Nesse caso, deixar-se guiar pela emoção é o mesmo que “limitar a vida” à própria experiência, e, com efeito, descarrilhar-se por um caminho hedonista, um paraíso repleto de certezas, mas solitário como um deserto.
O sentir capta a aparência das coisas, seu aspecto imediato, e conecta a pessoa com o mundo. A ressonância interna que a pessoa experimenta repetidamente nas situações revela um registro emocional e que, por isso mesmo, pode distorcer a realidade a uma visão muito particularizada. Às vezes, o real nem é tão ameaçador assim, mas a pessoa o percebe como tal e se apavora como se corresse risco de morte, e contra-ataca! Esse sentir desproporcional é o sentir que sempre reage com intensidade, como quando um grande medo de uma conversa aparece, por exemplo, porque o assunto toca questões pessoais, feridas abertas, ou que estejam ainda em processo de cicatrização, significando motivos para que a pessoa se exalte e brigue. Essa resposta desproporcional revela o “sentir-ferido” do agressor. E desse “trauma” não nasce nenhuma coragem, só um lutador raivoso, irracional e narcísico que busca meramente proteger-se, talvez cuidar de sua ferida particular.
A questão que nos interessa aqui então é lembrar que esse sentir-ferido, que responde no contra-ataque, possui suas raízes bem distantes da situação que o faz emergir violentamente. Não foi a conversa com o outro que terminou em discussão, foi a ferida encruada de outras experiências relacionais, que agora se apresenta mais uma vez como uma fixação negativa. Com o passar do tempo, a pessoa percebe apenas os efeitos dessa ferida, mas não tem mais consciência de onde ela veio. Só vê suas relações terem sempre o mesmo destino, as mesmas brigas. O alienado quase sempre se sente injustiçado, mas por causa de seu próprio desarranjo que confunde a noção de direito com privilégios. Uma marca que, ao longo da vida, impede a convivência de tornar a existência mais interessante.

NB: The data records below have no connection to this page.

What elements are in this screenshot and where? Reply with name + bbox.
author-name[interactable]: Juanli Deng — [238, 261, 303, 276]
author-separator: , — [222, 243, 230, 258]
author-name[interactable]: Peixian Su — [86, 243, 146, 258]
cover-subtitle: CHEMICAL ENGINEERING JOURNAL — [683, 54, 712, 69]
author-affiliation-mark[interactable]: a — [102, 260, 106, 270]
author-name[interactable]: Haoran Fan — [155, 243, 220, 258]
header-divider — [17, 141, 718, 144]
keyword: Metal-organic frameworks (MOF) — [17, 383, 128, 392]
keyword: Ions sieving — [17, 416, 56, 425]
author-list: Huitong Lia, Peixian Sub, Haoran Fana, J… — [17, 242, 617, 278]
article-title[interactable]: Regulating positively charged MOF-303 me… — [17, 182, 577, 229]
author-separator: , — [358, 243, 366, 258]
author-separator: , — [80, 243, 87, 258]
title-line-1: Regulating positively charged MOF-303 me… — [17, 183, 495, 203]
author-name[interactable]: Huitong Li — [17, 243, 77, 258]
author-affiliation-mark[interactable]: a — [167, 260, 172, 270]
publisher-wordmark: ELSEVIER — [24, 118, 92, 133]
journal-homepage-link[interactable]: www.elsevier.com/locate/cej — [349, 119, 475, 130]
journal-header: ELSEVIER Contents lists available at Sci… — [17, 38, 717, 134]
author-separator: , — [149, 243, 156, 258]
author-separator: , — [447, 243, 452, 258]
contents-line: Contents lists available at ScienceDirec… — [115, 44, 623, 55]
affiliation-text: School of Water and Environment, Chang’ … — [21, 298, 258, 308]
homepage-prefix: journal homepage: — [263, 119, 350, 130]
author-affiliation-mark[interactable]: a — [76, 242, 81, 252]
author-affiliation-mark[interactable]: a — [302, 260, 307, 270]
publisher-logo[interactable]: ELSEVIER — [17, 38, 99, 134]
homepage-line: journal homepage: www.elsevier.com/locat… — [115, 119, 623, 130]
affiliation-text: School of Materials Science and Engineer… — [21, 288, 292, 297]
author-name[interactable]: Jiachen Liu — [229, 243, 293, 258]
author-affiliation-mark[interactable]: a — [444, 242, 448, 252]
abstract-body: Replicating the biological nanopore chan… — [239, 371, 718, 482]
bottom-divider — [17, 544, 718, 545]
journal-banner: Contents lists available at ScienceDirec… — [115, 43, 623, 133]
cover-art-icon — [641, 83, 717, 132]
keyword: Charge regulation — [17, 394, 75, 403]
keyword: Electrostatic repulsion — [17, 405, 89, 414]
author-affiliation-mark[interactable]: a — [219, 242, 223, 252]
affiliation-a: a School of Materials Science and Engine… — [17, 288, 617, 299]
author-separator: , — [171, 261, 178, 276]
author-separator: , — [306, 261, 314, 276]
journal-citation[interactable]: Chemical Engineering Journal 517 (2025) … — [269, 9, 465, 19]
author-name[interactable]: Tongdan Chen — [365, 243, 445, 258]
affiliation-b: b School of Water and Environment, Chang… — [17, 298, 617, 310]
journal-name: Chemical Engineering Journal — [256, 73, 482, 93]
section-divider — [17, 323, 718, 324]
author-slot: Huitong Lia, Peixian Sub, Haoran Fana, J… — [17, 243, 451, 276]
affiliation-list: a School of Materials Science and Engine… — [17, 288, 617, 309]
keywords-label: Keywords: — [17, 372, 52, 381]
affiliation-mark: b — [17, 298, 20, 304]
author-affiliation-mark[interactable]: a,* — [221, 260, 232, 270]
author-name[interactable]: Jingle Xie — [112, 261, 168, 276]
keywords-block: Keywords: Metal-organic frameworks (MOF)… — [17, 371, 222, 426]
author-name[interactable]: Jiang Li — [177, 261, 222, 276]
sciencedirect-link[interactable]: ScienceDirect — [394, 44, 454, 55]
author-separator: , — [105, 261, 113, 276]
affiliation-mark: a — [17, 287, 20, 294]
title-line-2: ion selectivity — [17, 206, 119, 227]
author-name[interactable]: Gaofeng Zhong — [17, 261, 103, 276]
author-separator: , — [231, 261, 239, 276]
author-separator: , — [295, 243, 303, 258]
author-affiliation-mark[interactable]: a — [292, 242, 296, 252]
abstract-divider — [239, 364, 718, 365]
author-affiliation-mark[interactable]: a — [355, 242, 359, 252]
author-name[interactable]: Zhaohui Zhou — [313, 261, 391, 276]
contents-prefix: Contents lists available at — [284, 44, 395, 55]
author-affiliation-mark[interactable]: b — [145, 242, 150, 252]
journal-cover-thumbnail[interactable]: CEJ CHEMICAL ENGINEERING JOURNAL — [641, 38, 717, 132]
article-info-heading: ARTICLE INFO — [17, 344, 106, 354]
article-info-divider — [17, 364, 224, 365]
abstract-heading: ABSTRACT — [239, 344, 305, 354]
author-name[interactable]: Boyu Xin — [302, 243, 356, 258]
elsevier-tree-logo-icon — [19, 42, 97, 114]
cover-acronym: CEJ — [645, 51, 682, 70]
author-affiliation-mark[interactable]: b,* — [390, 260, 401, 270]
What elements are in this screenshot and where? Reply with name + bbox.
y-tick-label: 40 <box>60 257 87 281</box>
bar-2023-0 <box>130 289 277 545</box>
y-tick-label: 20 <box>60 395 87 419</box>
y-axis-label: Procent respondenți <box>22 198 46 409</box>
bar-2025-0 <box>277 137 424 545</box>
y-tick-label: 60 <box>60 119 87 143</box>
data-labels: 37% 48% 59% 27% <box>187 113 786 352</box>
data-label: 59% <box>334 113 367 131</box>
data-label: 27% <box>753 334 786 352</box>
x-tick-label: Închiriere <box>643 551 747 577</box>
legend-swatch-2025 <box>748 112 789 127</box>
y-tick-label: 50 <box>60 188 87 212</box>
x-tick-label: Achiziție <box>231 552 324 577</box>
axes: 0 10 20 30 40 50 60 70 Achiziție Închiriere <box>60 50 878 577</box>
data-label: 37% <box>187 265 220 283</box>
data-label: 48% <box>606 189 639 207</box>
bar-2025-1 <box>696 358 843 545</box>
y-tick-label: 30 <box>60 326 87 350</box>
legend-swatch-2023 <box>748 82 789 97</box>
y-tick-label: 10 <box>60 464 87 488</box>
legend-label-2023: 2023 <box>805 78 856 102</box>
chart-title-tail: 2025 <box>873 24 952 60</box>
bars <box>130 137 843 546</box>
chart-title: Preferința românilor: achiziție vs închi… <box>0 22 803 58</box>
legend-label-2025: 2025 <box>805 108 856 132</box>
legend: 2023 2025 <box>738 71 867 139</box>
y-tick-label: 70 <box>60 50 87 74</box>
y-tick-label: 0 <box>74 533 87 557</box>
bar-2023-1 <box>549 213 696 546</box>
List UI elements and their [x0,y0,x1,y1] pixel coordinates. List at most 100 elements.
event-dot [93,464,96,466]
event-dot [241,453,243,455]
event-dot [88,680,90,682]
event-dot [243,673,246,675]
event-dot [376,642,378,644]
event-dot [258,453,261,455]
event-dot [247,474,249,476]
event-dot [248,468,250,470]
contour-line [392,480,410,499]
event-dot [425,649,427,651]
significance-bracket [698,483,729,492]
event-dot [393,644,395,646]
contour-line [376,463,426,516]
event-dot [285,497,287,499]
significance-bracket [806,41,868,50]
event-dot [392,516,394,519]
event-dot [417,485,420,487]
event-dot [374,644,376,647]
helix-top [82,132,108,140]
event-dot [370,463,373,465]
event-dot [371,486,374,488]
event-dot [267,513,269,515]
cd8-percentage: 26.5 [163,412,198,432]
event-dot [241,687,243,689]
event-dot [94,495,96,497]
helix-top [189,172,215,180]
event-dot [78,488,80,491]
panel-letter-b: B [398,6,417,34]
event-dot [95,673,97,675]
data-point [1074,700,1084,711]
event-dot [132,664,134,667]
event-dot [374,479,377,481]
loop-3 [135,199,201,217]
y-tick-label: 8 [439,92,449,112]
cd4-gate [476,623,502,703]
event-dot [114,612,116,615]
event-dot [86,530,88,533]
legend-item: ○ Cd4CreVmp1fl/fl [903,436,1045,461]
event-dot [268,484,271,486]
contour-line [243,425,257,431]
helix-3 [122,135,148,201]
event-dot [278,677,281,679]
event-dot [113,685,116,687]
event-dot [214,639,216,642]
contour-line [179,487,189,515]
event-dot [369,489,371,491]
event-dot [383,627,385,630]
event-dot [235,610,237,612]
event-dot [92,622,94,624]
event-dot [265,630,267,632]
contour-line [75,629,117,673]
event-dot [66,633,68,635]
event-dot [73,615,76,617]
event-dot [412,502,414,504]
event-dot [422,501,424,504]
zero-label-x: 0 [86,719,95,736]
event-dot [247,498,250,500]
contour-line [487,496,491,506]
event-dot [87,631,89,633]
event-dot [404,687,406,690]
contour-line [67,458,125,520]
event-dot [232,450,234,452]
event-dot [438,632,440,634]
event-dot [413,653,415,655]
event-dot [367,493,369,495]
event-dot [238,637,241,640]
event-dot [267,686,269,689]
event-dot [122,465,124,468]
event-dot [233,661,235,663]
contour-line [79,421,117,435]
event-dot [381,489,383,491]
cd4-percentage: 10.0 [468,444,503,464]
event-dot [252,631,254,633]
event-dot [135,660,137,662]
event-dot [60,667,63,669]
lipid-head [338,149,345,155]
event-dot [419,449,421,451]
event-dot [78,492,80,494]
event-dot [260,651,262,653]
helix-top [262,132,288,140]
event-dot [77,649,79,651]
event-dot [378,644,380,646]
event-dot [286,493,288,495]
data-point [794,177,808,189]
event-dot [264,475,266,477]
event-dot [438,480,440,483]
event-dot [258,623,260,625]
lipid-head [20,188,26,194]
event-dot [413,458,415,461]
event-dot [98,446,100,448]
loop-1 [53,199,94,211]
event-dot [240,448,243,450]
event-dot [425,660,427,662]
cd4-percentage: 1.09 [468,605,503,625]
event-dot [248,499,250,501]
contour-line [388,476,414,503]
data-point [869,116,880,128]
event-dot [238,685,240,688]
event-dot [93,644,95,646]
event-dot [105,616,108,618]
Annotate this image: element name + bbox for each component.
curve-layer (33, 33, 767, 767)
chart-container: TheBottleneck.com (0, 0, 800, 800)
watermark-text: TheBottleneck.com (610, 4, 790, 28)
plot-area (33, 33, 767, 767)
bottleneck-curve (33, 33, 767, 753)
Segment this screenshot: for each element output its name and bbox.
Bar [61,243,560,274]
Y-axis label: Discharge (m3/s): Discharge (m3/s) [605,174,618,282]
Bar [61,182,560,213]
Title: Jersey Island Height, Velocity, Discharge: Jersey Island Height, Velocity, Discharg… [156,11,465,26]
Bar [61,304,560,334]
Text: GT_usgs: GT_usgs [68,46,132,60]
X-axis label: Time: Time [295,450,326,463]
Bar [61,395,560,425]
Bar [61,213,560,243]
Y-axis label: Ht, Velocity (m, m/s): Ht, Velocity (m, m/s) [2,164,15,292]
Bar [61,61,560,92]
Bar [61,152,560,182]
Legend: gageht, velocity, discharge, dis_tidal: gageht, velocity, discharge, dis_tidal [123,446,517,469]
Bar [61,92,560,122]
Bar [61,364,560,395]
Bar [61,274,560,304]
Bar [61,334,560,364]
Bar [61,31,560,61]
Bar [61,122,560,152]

É fácil detectarmos por trás do ataque agressivo a fixação negativa de insegurança da pessoa. Essa vivência, no entanto, é pouco percebida pelo sujeito que a expressa, pois fora construída de forma paulatina e concomitante a uma longa exposição da própria vida à avaliação dos outros. Por isso é importante lembrarmos que em todo encontro estão presentes diferentes histórias de vida, que podem e devem, a partir do diálogo, ser atualizadas para a superação de determinadas marcas negativas que tanto geram sofrimento. Novas relações podem ressignificar ou repetir histórias, a depender da disponibilidade das pessoas envolvidas em se re-encontrarem ou não.